There is the somewhat sad acknowledgement that the first Nobel prize in psychiatry went to Wagner-Jauregg’s fever cure of General Paralysis of the Insane (caused by syphilis) by giving patients malaria! Of course now such infectious causes of psychiatric symptoms are the domain of other physicians, occasionally highlighted by Consultation Liaison psychiatrists when it has been missed by the “real” doctors. The second Nobel prize (technically to a neurologist) was for leucotomy’s—yet none awarded for the still life saving electroconvulsive therapy. Kandel’s Nobel prize, the third, was for opening up much of what we mostly consider (and Lieberman certainly does) the new directions of understanding and mapping the brain.
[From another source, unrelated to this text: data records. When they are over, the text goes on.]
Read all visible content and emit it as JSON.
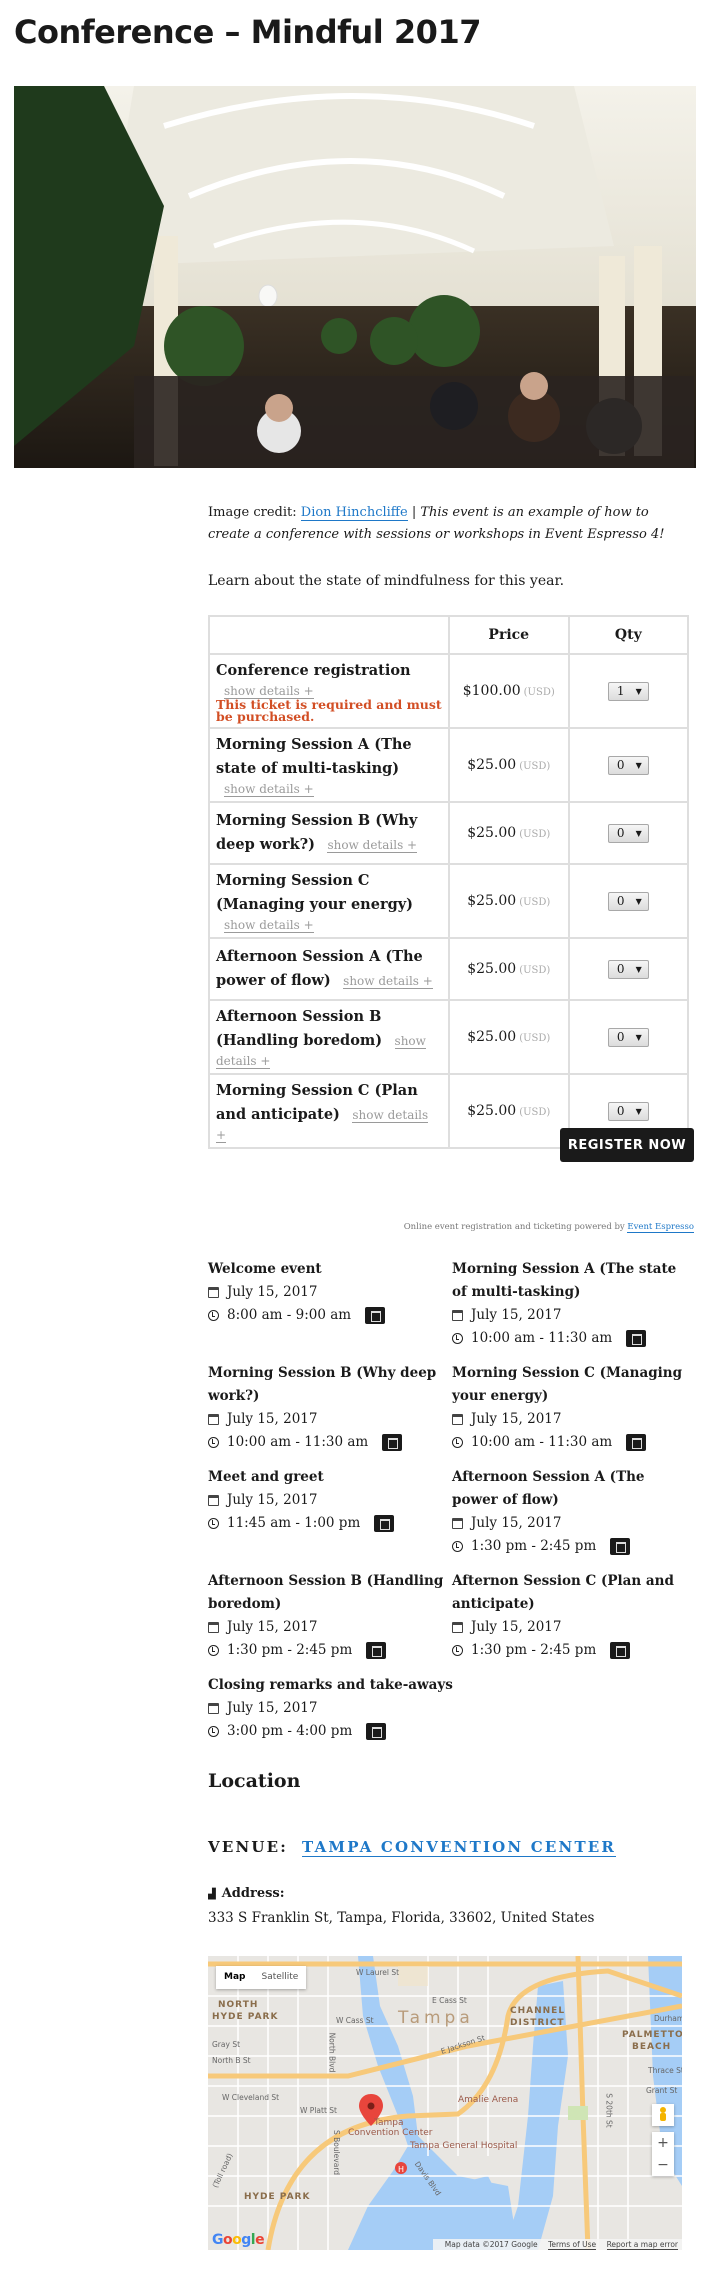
{
  "page": {
    "title": "Conference – Mindful 2017"
  },
  "hero": {
    "alt": "Conference hall with arched skylight ceiling and attendees"
  },
  "description": {
    "credit_prefix": "Image credit: ",
    "credit_link": "Dion Hinchcliffe",
    "credit_separator": " | ",
    "credit_note": "This event is an example of how to create a conference with sessions or workshops in Event Espresso 4!",
    "intro": "Learn about the state of mindfulness for this year."
  },
  "ticket_table": {
    "headers": {
      "name": "",
      "price": "Price",
      "qty": "Qty"
    },
    "show_details_label": "show details +",
    "currency_label": "(USD)",
    "tickets": [
      {
        "name": "Conference registration",
        "price": "$100.00",
        "qty": "1",
        "required_message": "This ticket is required and must be purchased."
      },
      {
        "name": "Morning Session A (The state of multi-tasking)",
        "price": "$25.00",
        "qty": "0"
      },
      {
        "name": "Morning Session B (Why deep work?)",
        "price": "$25.00",
        "qty": "0"
      },
      {
        "name": "Morning Session C (Managing your energy)",
        "price": "$25.00",
        "qty": "0"
      },
      {
        "name": "Afternoon Session A (The power of flow)",
        "price": "$25.00",
        "qty": "0"
      },
      {
        "name": "Afternoon Session B (Handling boredom)",
        "price": "$25.00",
        "qty": "0"
      },
      {
        "name": "Morning Session C (Plan and anticipate)",
        "price": "$25.00",
        "qty": "0"
      }
    ],
    "register_button": "REGISTER NOW"
  },
  "powered_by": {
    "text": "Online event registration and ticketing powered by ",
    "link": "Event Espresso"
  },
  "datetimes": [
    {
      "title": "Welcome event",
      "date": "July 15, 2017",
      "time": "8:00 am - 9:00 am"
    },
    {
      "title": "Morning Session A (The state of multi-tasking)",
      "date": "July 15, 2017",
      "time": "10:00 am - 11:30 am"
    },
    {
      "title": "Morning Session B (Why deep work?)",
      "date": "July 15, 2017",
      "time": "10:00 am - 11:30 am"
    },
    {
      "title": "Morning Session C (Managing your energy)",
      "date": "July 15, 2017",
      "time": "10:00 am - 11:30 am"
    },
    {
      "title": "Meet and greet",
      "date": "July 15, 2017",
      "time": "11:45 am - 1:00 pm"
    },
    {
      "title": "Afternoon Session A (The power of flow)",
      "date": "July 15, 2017",
      "time": "1:30 pm - 2:45 pm"
    },
    {
      "title": "Afternoon Session B (Handling boredom)",
      "date": "July 15, 2017",
      "time": "1:30 pm - 2:45 pm"
    },
    {
      "title": "Afternon Session C (Plan and anticipate)",
      "date": "July 15, 2017",
      "time": "1:30 pm - 2:45 pm"
    },
    {
      "title": "Closing remarks and take-aways",
      "date": "July 15, 2017",
      "time": "3:00 pm - 4:00 pm"
    }
  ],
  "location": {
    "heading": "Location",
    "venue_label": "VENUE:",
    "venue_name": "TAMPA CONVENTION CENTER",
    "address_label": "Address:",
    "address": "333 S Franklin St, Tampa, Florida, 33602, United States"
  },
  "map": {
    "type_map": "Map",
    "type_satellite": "Satellite",
    "zoom_in": "+",
    "zoom_out": "−",
    "attribution": "Map data ©2017 Google",
    "terms": "Terms of Use",
    "report": "Report a map error",
    "logo": "Google",
    "labels": {
      "north_hyde_park_1": "NORTH",
      "north_hyde_park_2": "HYDE PARK",
      "tampa": "Tampa",
      "channel_1": "CHANNEL",
      "channel_2": "DISTRICT",
      "palmetto_1": "PALMETTO",
      "palmetto_2": "BEACH",
      "hyde_park": "HYDE PARK",
      "w_laurel": "W Laurel St",
      "w_cass": "W Cass St",
      "e_cass": "E Cass St",
      "gray_st": "Gray St",
      "north_b": "North B St",
      "north_blvd": "North Blvd",
      "w_cleveland": "W Cleveland St",
      "w_platt": "W Platt St",
      "e_jackson": "E Jackson St",
      "amalie": "Amalie Arena",
      "convention_1": "Tampa",
      "convention_2": "Convention Center",
      "hospital": "Tampa General Hospital",
      "durham": "Durham",
      "thrace": "Thrace St",
      "grant": "Grant St",
      "s_20th": "S 20th St",
      "s_boulevard": "S Boulevard",
      "davis": "Davis Blvd",
      "toll": "(Toll road)"
    }
  },
  "colors": {
    "link": "#1e78c8",
    "required": "#d24e24",
    "button_bg": "#1a1a1a"
  }
}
Lieberman is mostly critical of psycho-analysis but does note the important roles of psychotherapy (some indeed evidence based). No matter how much we map the brain and find chemical causes for each and every emotion, there is no changing the fact that psychiatry differs from the rest of medicine in its acceptance of the interplay between emotions and genetics and early childhood. Loneliness is not an illness, but can it become one? Is it an illness if it means that the person can’t work or only if they can’t and want to? Epigenetics is the current buzz term and it is the developments here I find exciting to read about. But as a clinician I deal with the day to day angst of my patients, their own individual dilemmas, which they are often ill equipped to deal with because they were exposed as children to parents who were miserable and didn’t know how to solve it (so they have no positive role model—such children are already saying by age five “I’m no good at this” when they lose a game, rather than ‘let’s plat something else’ which is what the children of non-depressed parents are more likely to say), have the genes to be depressed (and possibly a low IQ which also mitigates against problem solving) and because they don’t do well in school, drop out or don’t achieve (and continue therefore to feel bad about themselves), don’t get stimulating jobs (or well paid) and are likely to marry someone like the parent they grew up with; hence the cycle continues.
Of course this is not what everyone’s story is—and that is the psychiatry at the coal face, where DSM is only a small chunk in the overall story. Freud and other uncoverers of the unconscious have given us every bit as much help in understanding and helping people as Kandel and the neuroscientists. Maybe one day they will have all the answers, but as long as we have choice and terrible things happen to us, we will be quintessentially human; we will grieve, be sad and lonely and get angry. Medication only helps with these feelings when they are beyond the normal bell curve. For them, don’t get me wrong, the discovery of Chlorpromazine and the Tricyclic antidepressants, has been nothing short of breath taking in helping close the asylums (though we have perhaps gone too far with this, leaving many vulnerable people to fend for themselves).
For the rest—Lieberman calls them the worried well, but I challenge this, because many of the women I see in domestic violence relationships, struggling to do their best, are more than worried and not exactly well—or at least their environment is never going to help them be as well as they can be. Solace through talking, learning mindfulness and problem solving and CBT techniques, none of which DSM helps with, are still the core of the sort of psychiatrist I am.
And as for Shrinks? It’s readable, smart and interesting, and the more psychiatry is demystified, the better as far as I’m concerned.